Namun, seiring berjalannya waktu, diskusi kebijakan seputar ekonomi biru telah meningkat secara dramatis, dengan istilah tersebut sekarang menjadi salah satu yang paling dikenal sekaligus kabur di bidang tata kelola laut dan pesisir, pembangunan, dan penelitian.

“Satu hal yang sangat ironis adalah saat narasi ekonomi biru dikembangkan, banyak perairan pesisir masih didominasi oleh ekonomi coklat (brown economy), yang merupakan sumber polutan dari aktivitas di pelabuhan, budidaya perikanan, pertambangan, dan industri perikanan. ekonomi coklat bergantung pada 'ekstraktivisme', di mana sumber daya di laut dan pesisir terus terdegradasi, sementara perusahaan besar yang berbasis pada modal untuk mendapatkan keuntungan,” tegasnya.

Di antara kritik penting terhadap ekonomi biru yang mendorong pertumbuhan biru, kata Suhana, adalah dimensi keadilan, keberlanjutan sosial, distribusi manfaat, dan dan inklusivitas. Hilangnya aspek-aspek ini, telah menyebabkan kritik yang sangat besar terhadap ekonomi biru.

Lebih jauh, ekonomi biru justru mengakibatkan dua hal, yaitu: peminggiran hak-hak masyarakat pesisir dan pulau kecil, khususnya nelayan dan perempuan nelayan; serta mendorong terjadinya tragedi komoditas, Di mana eksploitasi komoditas tertentu terus terjadi tetapi pada saat yang sama terjadi perusakan lingkungan dan pelanggan kemiskinan di wilayah tempat komoditas itu dieksploitasi. Dia menyebutkan sejumlah contoh yang saat ini terjadi, di antaranya penambangan pasir laut serta eksploitasi benih lobster untuk diekspor ke Vietnam.

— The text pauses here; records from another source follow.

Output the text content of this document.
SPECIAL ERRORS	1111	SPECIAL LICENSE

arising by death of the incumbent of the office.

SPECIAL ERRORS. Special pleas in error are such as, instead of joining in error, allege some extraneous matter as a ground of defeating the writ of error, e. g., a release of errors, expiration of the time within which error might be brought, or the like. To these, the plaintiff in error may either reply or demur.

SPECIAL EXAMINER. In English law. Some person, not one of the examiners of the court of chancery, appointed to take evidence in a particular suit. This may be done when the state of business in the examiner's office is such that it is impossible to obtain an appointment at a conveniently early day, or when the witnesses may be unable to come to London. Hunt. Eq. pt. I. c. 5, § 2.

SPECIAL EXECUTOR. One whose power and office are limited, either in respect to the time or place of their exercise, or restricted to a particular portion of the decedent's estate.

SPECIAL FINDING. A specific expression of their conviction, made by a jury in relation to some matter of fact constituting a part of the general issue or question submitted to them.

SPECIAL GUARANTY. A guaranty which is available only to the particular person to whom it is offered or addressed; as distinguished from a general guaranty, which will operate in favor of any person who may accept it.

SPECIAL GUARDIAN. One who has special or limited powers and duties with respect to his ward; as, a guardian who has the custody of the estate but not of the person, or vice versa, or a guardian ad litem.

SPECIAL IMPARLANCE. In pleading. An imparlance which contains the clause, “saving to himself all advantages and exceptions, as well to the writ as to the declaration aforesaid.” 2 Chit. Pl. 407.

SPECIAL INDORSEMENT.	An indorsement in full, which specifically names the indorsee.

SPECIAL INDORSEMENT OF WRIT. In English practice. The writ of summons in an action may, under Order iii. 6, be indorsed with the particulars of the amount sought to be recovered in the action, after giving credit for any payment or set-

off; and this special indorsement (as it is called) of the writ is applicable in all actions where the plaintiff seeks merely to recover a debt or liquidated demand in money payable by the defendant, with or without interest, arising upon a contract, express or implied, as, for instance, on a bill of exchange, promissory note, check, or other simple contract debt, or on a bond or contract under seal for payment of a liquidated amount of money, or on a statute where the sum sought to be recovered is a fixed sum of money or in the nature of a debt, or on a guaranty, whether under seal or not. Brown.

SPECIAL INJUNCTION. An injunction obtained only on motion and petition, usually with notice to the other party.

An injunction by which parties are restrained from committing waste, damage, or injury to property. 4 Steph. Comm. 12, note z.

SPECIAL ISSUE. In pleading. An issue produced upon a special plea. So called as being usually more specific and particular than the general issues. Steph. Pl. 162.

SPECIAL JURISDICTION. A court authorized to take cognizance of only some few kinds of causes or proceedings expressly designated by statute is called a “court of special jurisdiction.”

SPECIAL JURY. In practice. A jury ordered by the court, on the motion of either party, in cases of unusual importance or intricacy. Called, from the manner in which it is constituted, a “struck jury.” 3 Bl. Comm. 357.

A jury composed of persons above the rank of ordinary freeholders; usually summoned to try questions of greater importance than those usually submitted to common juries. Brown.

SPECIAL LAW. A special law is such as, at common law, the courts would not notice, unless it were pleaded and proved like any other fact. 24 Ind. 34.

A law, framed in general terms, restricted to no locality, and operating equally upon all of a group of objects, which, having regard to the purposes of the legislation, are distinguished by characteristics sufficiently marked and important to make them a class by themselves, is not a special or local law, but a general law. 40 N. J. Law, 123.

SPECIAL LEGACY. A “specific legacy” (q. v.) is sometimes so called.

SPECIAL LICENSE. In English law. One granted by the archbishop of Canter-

Tidak sejalan dengan hak-hak Masyarakat pulau kecil
Dalam kesempatan ini, hadir dua orang tokoh masyarakat yang merupakan penduduk pulau kecil, satu berasal dari Pulau Pari Jakarta, dan satu lagi berasal dari Pulau Sangiang Banten. Sufyan Tsauri, yang berasal dari Pulau Sangiang menjelaskan bahwa ia sebagai Masyarakat yang hidup di pulau kecil tidak memahami apa itu ekonomi biru. Pada saat yang sama, ia bersama puluhan orang di Pulau Sangiang menghadapi ekspansi perusahaan pariwisata yang mengancam ruang hidupnya, baik di darat maupun di laut. “Artinya, apa yang dibicarakan oleh para pemangku kebijakan tidak sejalan dengan apa yang dihadapi oleh masyarakat di tingkat bawah,” katanya.

Ia menginginkan pemerintah Indonesia hadir membela hak masyarakat yang terus terancam. “Jumlah kami dulu tercatat sebanyak 220 keluarga, kini hanya tersisa 43 keluarga. Kami terus berkurang akibat ekspansi industri pariwisata, sementara pemerintah terus mendorong pariwisata skala besar, khususnya di Pulau Kecil,” tegasnya.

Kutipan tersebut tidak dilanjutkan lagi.